XML descriptions are clearer, but have some probvlem as well.
some features do not have a stat and end point. in this case I skipped them.

>> ... and Mauro build some unit testing to compare the results
>> between the two parsers, take a look at Tests / test_Uniprot.py in my
>> repo:
>>
>> http://github.com/apierleoni/biopython/blob/uniprotxml-branch/Tests/test_Uniprot.py
>
> I thought I tried your version of the test but the seq_tests_common
> function
> compare_records seemed to strict...
>

I depends how how well we want to fit the plain-text vs xml parser.
I don't think we could end up in 100% identical seqrecords, and some
flexibility should be used.

>
> I avoided this issue in the test on my branch ;)
>
> I think we should update the plain text parser and BioSQL wrapper to
> support
> use the same nesting as BioPerl is using. i.e. Start by running
> BioPerl to import
> a record into BioSQL, and see how the comment ended up.
>

well, BioPerl guys weren't very collaborative on the BioSQL mailing list.
however I just read a couple of messages at that time.

they are using their schema and BioJava is not using the same schema.
I don't know about other projects.

I think we have 3 choiches:

1) follow BioPerl whatever they does (could be good)
2) try to define our rules (bad)
3) set a defined open schema and propose it to BioSQL (good)

In my parser I'm storing information from the comment as annotations
in the seqrecords, buinding annotation key on the basis of the XML
tree. this is a quick and dirty hack, but can be done much better.

we could store complex comment field with XML, but I'm not incline
in using just a big XML string in the comment field.

Also keep in mind that the "comment" field is no longer called comments
in the uniprot web-site but "general annotations", so maybe it makes sense
 to store this data as annotation in some other place.

>> just to be clear, are we going to call this parser format just
>>  "uniprot" or
>> "uniprot-xml"?
>
> Another open question, I recall asking this on the open-bio cross project
> mailing list, but can't find it in the archive. Maybe I just meant to
> write an
> email and forgot?
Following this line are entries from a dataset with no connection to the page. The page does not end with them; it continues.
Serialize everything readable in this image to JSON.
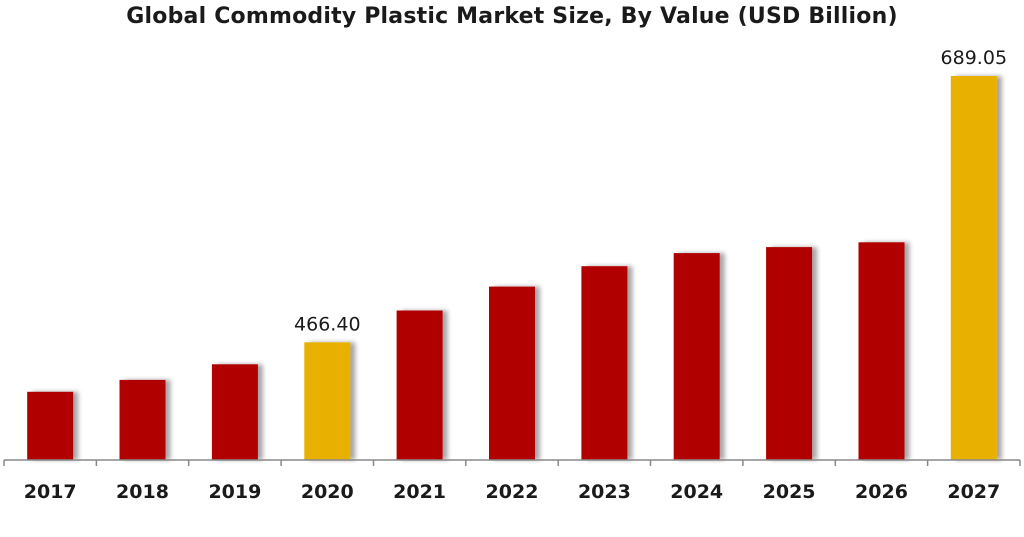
{
  "chart_data": {
    "type": "bar",
    "title": "Global Commodity Plastic Market Size, By Value (USD Billion)",
    "xlabel": "",
    "ylabel": "",
    "categories": [
      "2017",
      "2018",
      "2019",
      "2020",
      "2021",
      "2022",
      "2023",
      "2024",
      "2025",
      "2026",
      "2027"
    ],
    "values": [
      425,
      435,
      448,
      466.4,
      493,
      513,
      530,
      541,
      546,
      550,
      689.05
    ],
    "highlighted": [
      "2020",
      "2027"
    ],
    "data_labels": {
      "2020": "466.40",
      "2027": "689.05"
    },
    "ylim": [
      0,
      689.05
    ],
    "grid": false,
    "colors": {
      "bar": "#B00000",
      "highlight": "#E8B000",
      "axis": "#888888",
      "text": "#1a1a1a"
    }
  }
}
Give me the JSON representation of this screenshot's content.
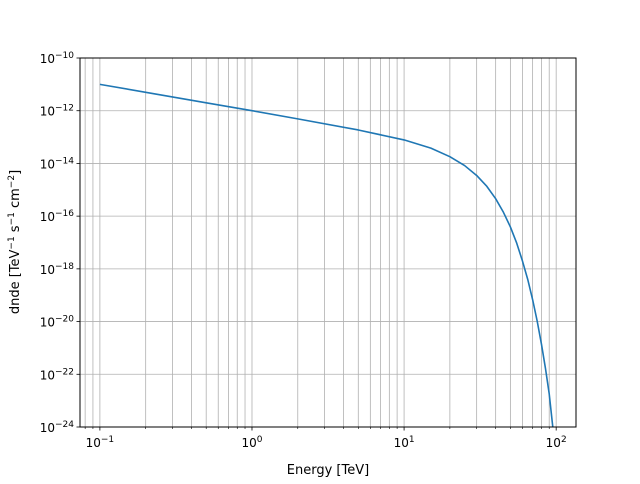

Do you remember this - I would have CC'd you.
> Basically I don't have a strong view on "uniprot" versus "uniprot-xml" but
> would like to agree this with BioPerl and EMBOSS.

The issue here was that I started calling this format "uniprot" then I
realize
in the EBI REST services the file format is referred as "uniprot-xml".
currently in my branch it is called uniprot-xml

Andrea